Col secondo motivo si deduce violazione di legge in relazione al D.P.R. n. 600 del 1973, art. 42, L. n. 212 del 2000, artt. 6 e 7. Si rileva che gli atti opposti facevano riferimento al processo verbale di constatazione "una copia del quale è stata inviata dall’organo verificatore al Comando Guardia di Finanza di Petrolia Sottana (Pa) per la successiva notifica al sig. C.G.. liquidatore della Pulimax Service Srl". Al momento della notificazione degli avvisi (13.12.1999) il contribuente non conosceva pertanto l’atto cui essi facevano riferimento (notificato il successivo 14.12.1999). Ne deriverebbe violazione delle norme invocate da parte della sentenza che ha giudicato la validità degli avvisi.

La censura concernente il difetto di autorizzazione all’appello è infondata in fatto, come questa corte è in grado di verificare sugli atti, trattandosi di presunto "error in procedendo". Ancorchè il numero della sentenza da appellare era indicato erroneamente, la corretta indicazione del merito della controversia e della identità delle parti processuali rendeva indubbio che l’atto si riferiva alla pronuncia di primo grado emessa nel presente procedimento.

Le doglianze (di omesso esame e violazione di legge) proposte in relazione alla mancata allegazione del p.v.c. all’avviso di accertamento possono trattarsi congiuntamente, e vanno respinte. Al difetto della motivazione della sentenza può supplirsi in questa sede, trattandosi di questione di diritto. In tema di accertamento tributario, l’avviso notificato prima dell’entrata in vigore della L. n. 212 del 2000, non deve – necessariamente – contenere in allegato l’atto a cui la motivazione abbia fatto riferimento, ai sensi della L. n. 212 del 2000, art. 7, o riprodurre il contenuto essenziale dell’atto ivi richiamato, ai sensi del D.Lgs. n. 32 del 2000, art. 1, atteso che le norme indicate sono contenute in disposizioni innovative, non aventi efficacia retroattiva. Pertanto, in tali casi, l’avviso di accertamento motivato "per relationem", che realizza una economia di scrittura, è valido alla sola condizione che il rinvio sia fatto ad atti o documenti conosciuti o conoscibili da parte del contribuente (Cass. 4989/2003). Nella specie, la completa conoscenza dell’atto in riferimento era preannunziata negli avvisi e si è realizzata in giorno successivo alla notificazione di essi. Soltanto da questo giorno successivo ha pertanto cominciato a decorrere il termine per l’impugnazione, ma la modalità frazionata con la quale e stata comunicata la motivazione non ha altrimenti pregiudicato in alcun modo il diritto di difesa del contribuente e va considerata valida.

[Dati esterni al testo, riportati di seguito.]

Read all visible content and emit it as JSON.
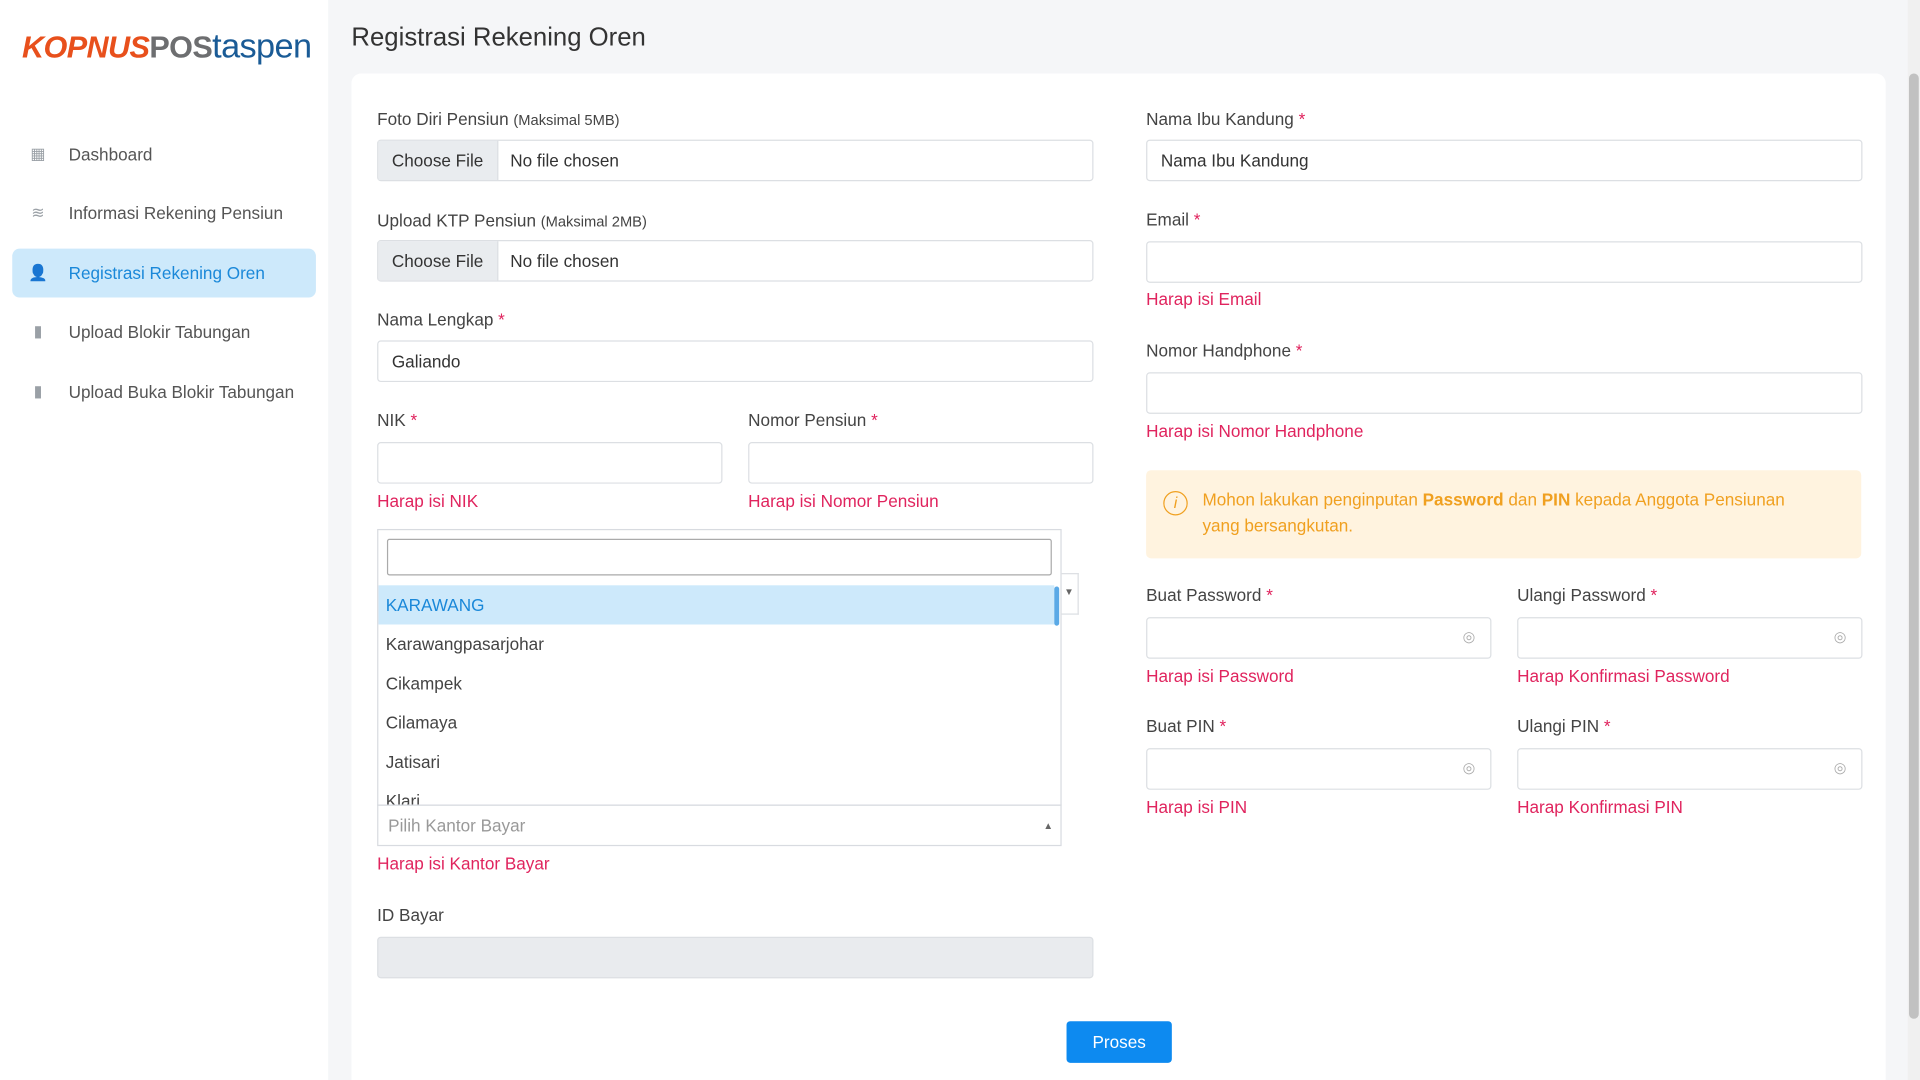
{
  "logo": {
    "part1": "KOPNUS",
    "part2": "POS",
    "part3": "taspen"
  },
  "page_title": "Registrasi Rekening Oren",
  "sidebar": {
    "items": [
      {
        "label": "Dashboard",
        "icon": "grid-icon"
      },
      {
        "label": "Informasi Rekening Pensiun",
        "icon": "layers-icon"
      },
      {
        "label": "Registrasi Rekening Oren",
        "icon": "user-plus-icon",
        "active": true
      },
      {
        "label": "Upload Blokir Tabungan",
        "icon": "file-upload-icon"
      },
      {
        "label": "Upload Buka Blokir Tabungan",
        "icon": "file-upload-icon"
      }
    ]
  },
  "form": {
    "foto": {
      "label": "Foto Diri Pensiun",
      "hint": "(Maksimal 5MB)",
      "button": "Choose File",
      "value": "No file chosen"
    },
    "ktp": {
      "label": "Upload KTP Pensiun",
      "hint": "(Maksimal 2MB)",
      "button": "Choose File",
      "value": "No file chosen"
    },
    "nama": {
      "label": "Nama Lengkap",
      "value": "Galiando"
    },
    "nik": {
      "label": "NIK",
      "value": "",
      "error": "Harap isi NIK"
    },
    "nomor_pensiun": {
      "label": "Nomor Pensiun",
      "value": "",
      "error": "Harap isi Nomor Pensiun"
    },
    "kantor_bayar": {
      "placeholder": "Pilih Kantor Bayar",
      "error": "Harap isi Kantor Bayar",
      "search": "",
      "options": [
        "KARAWANG",
        "Karawangpasarjohar",
        "Cikampek",
        "Cilamaya",
        "Jatisari",
        "Klari"
      ],
      "highlighted": "KARAWANG"
    },
    "id_bayar": {
      "label": "ID Bayar",
      "value": ""
    },
    "ibu": {
      "label": "Nama Ibu Kandung",
      "value": "Nama Ibu Kandung"
    },
    "email": {
      "label": "Email",
      "value": "",
      "error": "Harap isi Email"
    },
    "hp": {
      "label": "Nomor Handphone",
      "value": "",
      "error": "Harap isi Nomor Handphone"
    },
    "alert": {
      "pre": "Mohon lakukan penginputan ",
      "b1": "Password",
      "mid": " dan ",
      "b2": "PIN",
      "post": " kepada Anggota Pensiunan yang bersangkutan."
    },
    "password": {
      "label": "Buat Password",
      "error": "Harap isi Password"
    },
    "password2": {
      "label": "Ulangi Password",
      "error": "Harap Konfirmasi Password"
    },
    "pin": {
      "label": "Buat PIN",
      "error": "Harap isi PIN"
    },
    "pin2": {
      "label": "Ulangi PIN",
      "error": "Harap Konfirmasi PIN"
    },
    "required_mark": "*",
    "submit": "Proses"
  },
  "colors": {
    "primary": "#0d8af0",
    "error": "#e0245e",
    "warning": "#f0a020"
  }
}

Il terzo motivo deduce violazione del D.P.R. n. 917 del 1996, art. 75 e "falsa applicazione ed interpretazione di prove". Censura la sentenza per aver ritenuto non fornita la prova dei costi disconosciuti dall’Ufficio assumendo che essi erano stati invece documentati in giudizio con la produzione delle fatture allegate ai ricorsi di primo grado.

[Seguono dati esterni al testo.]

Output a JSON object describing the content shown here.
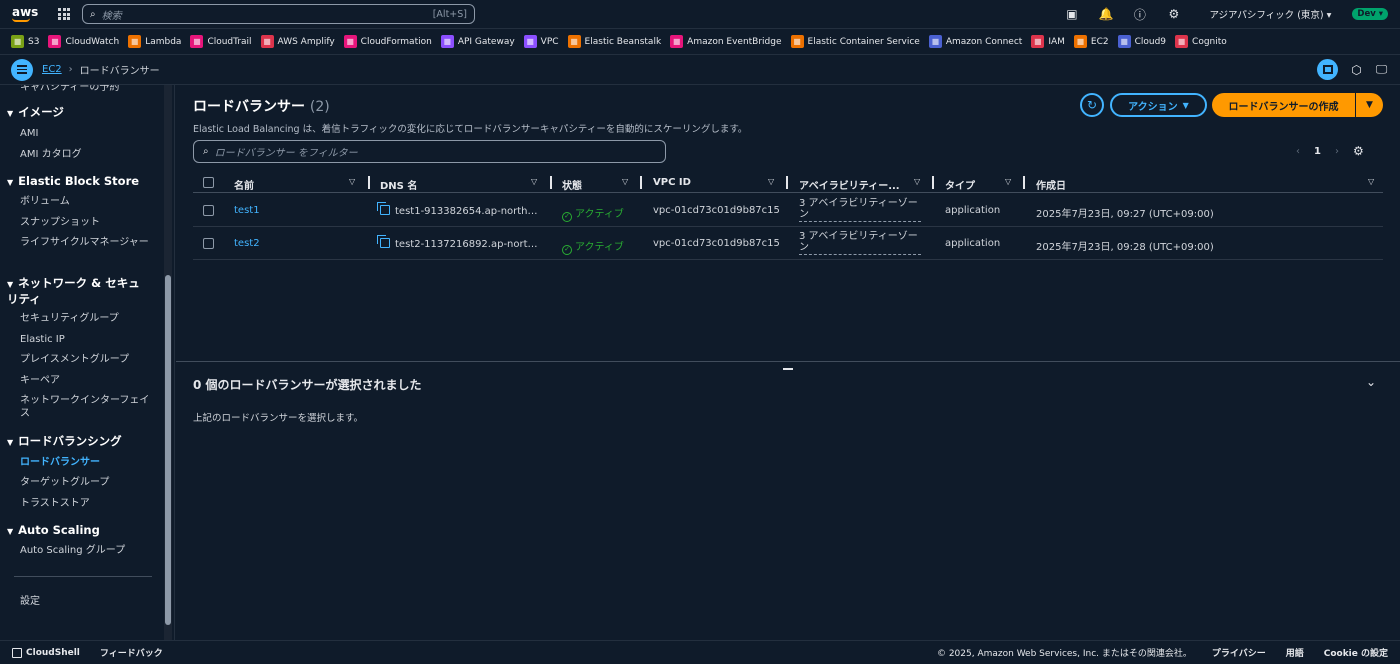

Il motivo è inammissibile, perchè contesta il giudizio di fatto della CTR nella sua veridicità e non per la sua motivazione. Anche a ritenere che la censura abbia fatto implicito riferimento al vizio di motivazione, ex art. 360 c.p.c., n. 5, non potrebbe del resto verificarsene il fondamento per difetto di autosufficienza, non avendo riprodotto il tenore delle fatture che la CTR avrebbe trascurato di considerare.

Va dunque respinto il ricorso.

Le spese del giudizio debbono seguire la soccombenza.

P.Q.M.

Rigetta il ricorso. Condanna la ricorrente al rimborso delle spese del giudizio di legittimità, liquidate in Euro 1.200,00 per onorari, oltre spese prenotate a debito.

Testo non ufficiale. La sola stampa del bollettino ufficiale ha carattere legale.